The new multi-disciplinary Oncology Precision Medicine Clinic will be located inside the Vince Lombardi Cancer Clinic at Aurora St. Luke’s Medical Center and will leverage molecular profiling technology to help patients explore additional treatment options that take into consideration the genetic characteristics of their tumors. The new clinic will include representation from medical oncology, pharmacy, pathology, research and genetic counseling services, and will be the first facility in Wisconsin to feature Syapse’s precision medicine software solution that enables oncologists to treat patients with precision medicine. Syapse brings together previously fragmented clinical, molecular, treatment, and outcomes data to support complex clinical decisions and facilitate new physician workflows.
As part of the partnership, Syapse will work with Aurora’s EHR system to provide clinicians the ability to access and compare real-world treatment and outcomes data from other leading cancer centers across the nation through the Oncology Precision Network (OPeN), the nation’s largest precision oncology data sharing network of not-for-profit health systems that includes Intermountain Healthcare, Stanford Cancer Institute, and Providence St. Joseph Health, and others.
Through OPeN, cancer experts will be able to share treatment and outcomes data from more than 100,000 patients while preserving individual patient privacy and security.
The molecular genetic makeup of each tumor will be compared with patient outcomes, providing potential insights into how certain treatments may be more effective. Through the network and access to real-world data, clinicians can see the impact of treatment options in a shorter timeframe as compared to more traditional clinical trial outcome studies, which can take years to see the results. This increased access to data and outcomes through OPeN can provide more treatment options for patients, faster.
Additionally, Syapse will serve as a ‘match-maker’ for some patients to gain access to more clinical trials by identifying patients who may be eligible. Aurora St.
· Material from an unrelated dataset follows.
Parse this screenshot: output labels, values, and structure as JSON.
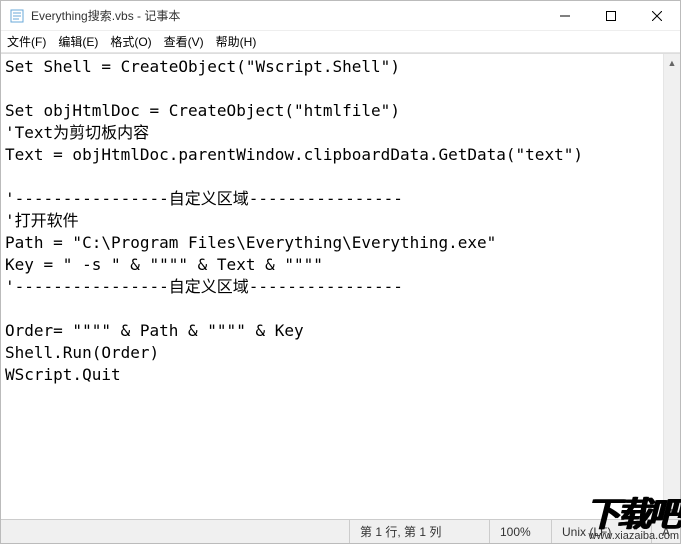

Luke’s Medical Center will be the first location where the Syapse software will be implemented in the fall of 2017, and all 19 Aurora Cancer Care facilities throughout eastern Wisconsin will have access by early 2018.
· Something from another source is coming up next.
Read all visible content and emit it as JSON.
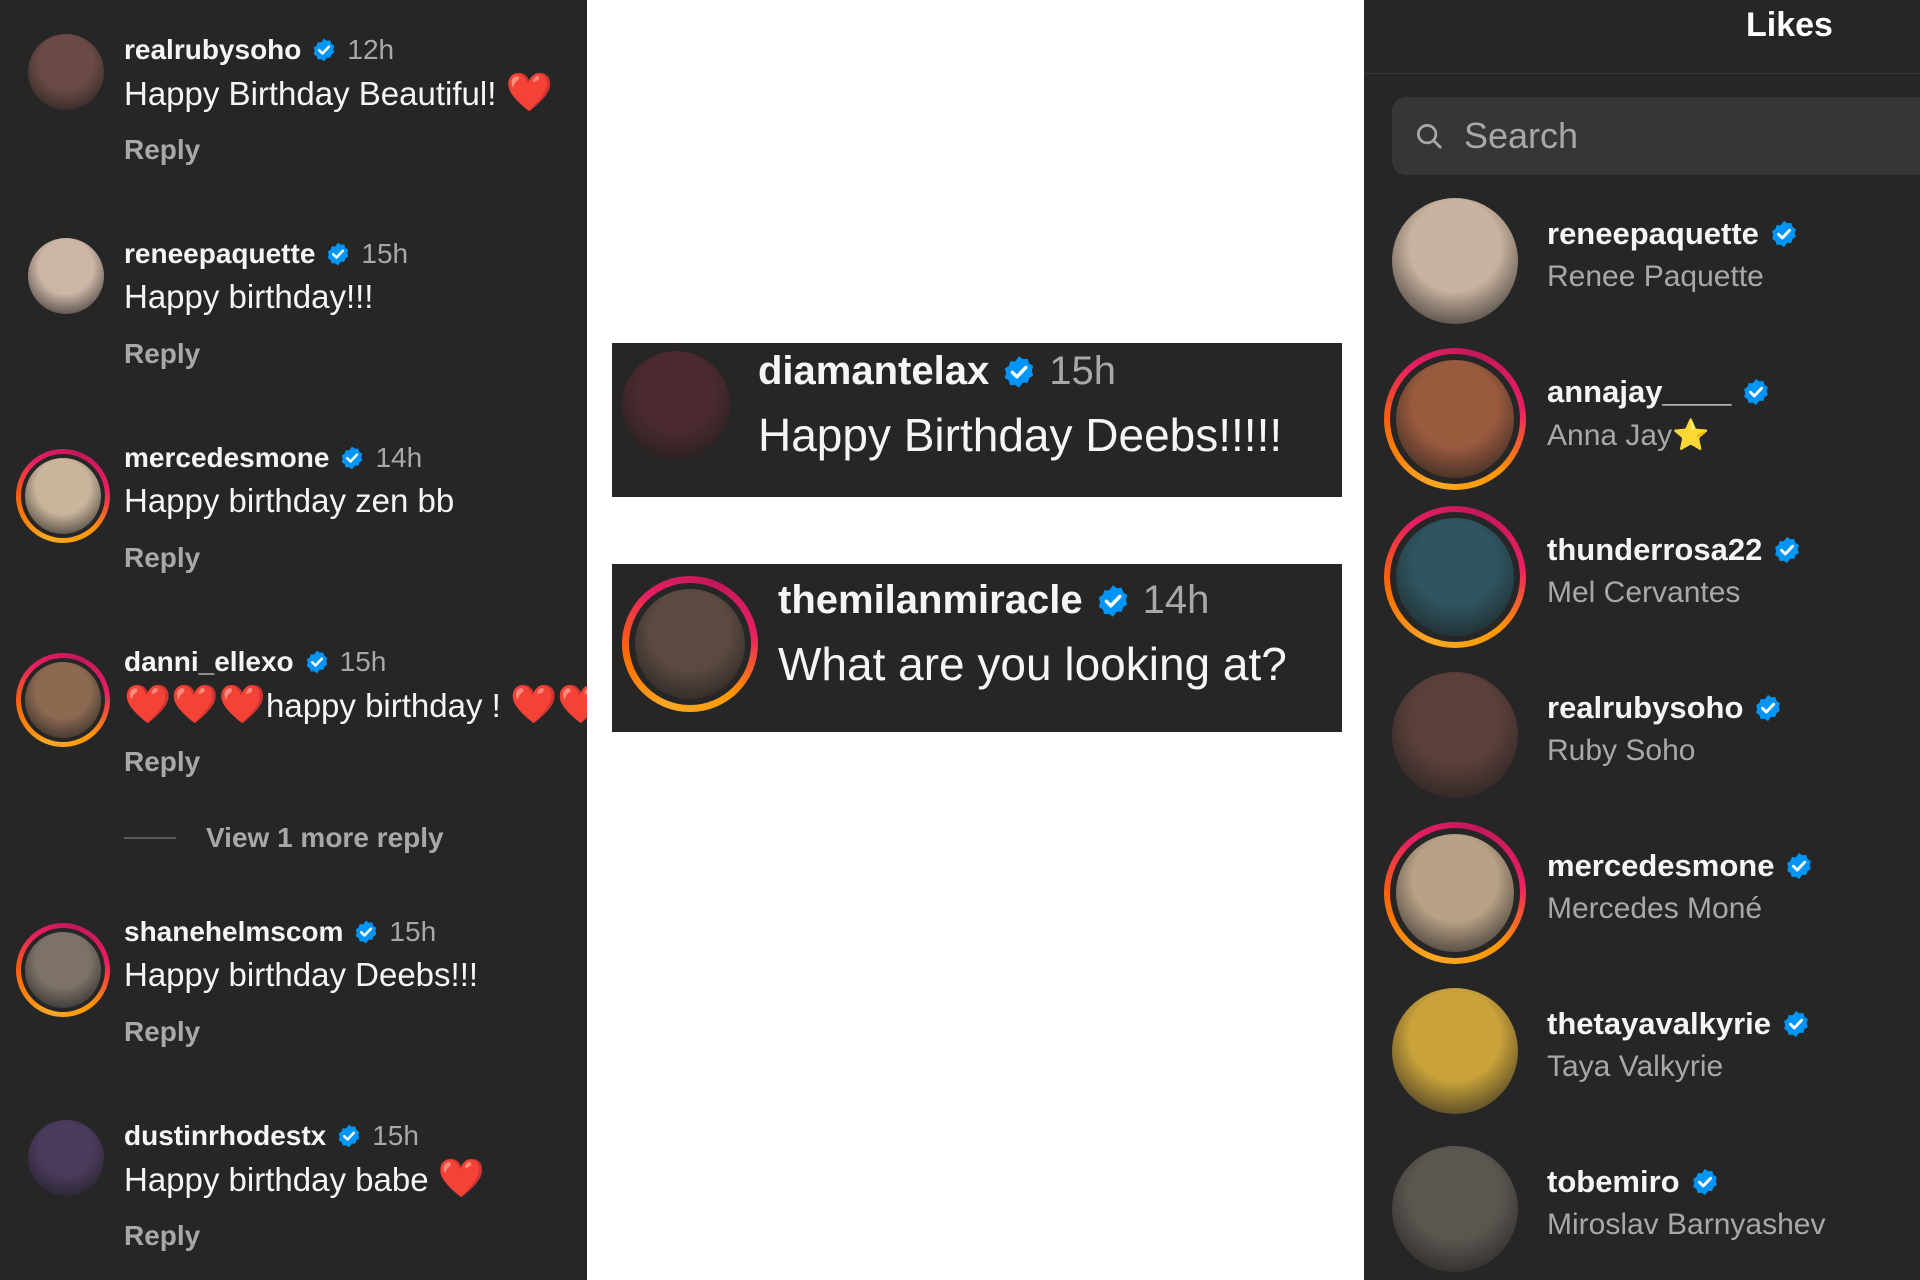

“Precision medicine is the future of cancer care and a topic of great discussion on both a regional and national level, including at the Cancer Moonshot Summit in 2016,” said James Weese, M.D., F.A.C.S., vice president of Aurora Cancer Care. “To bring the depth and experience of Syapse and OPeN to nearly 8,000 new cancer patients we treat each year means we’ll be able to offer more treatment options, and also make smarter choices on treatments based on analyzing biological markers in tumors to see what’s worked well with similar tumors from across the country.”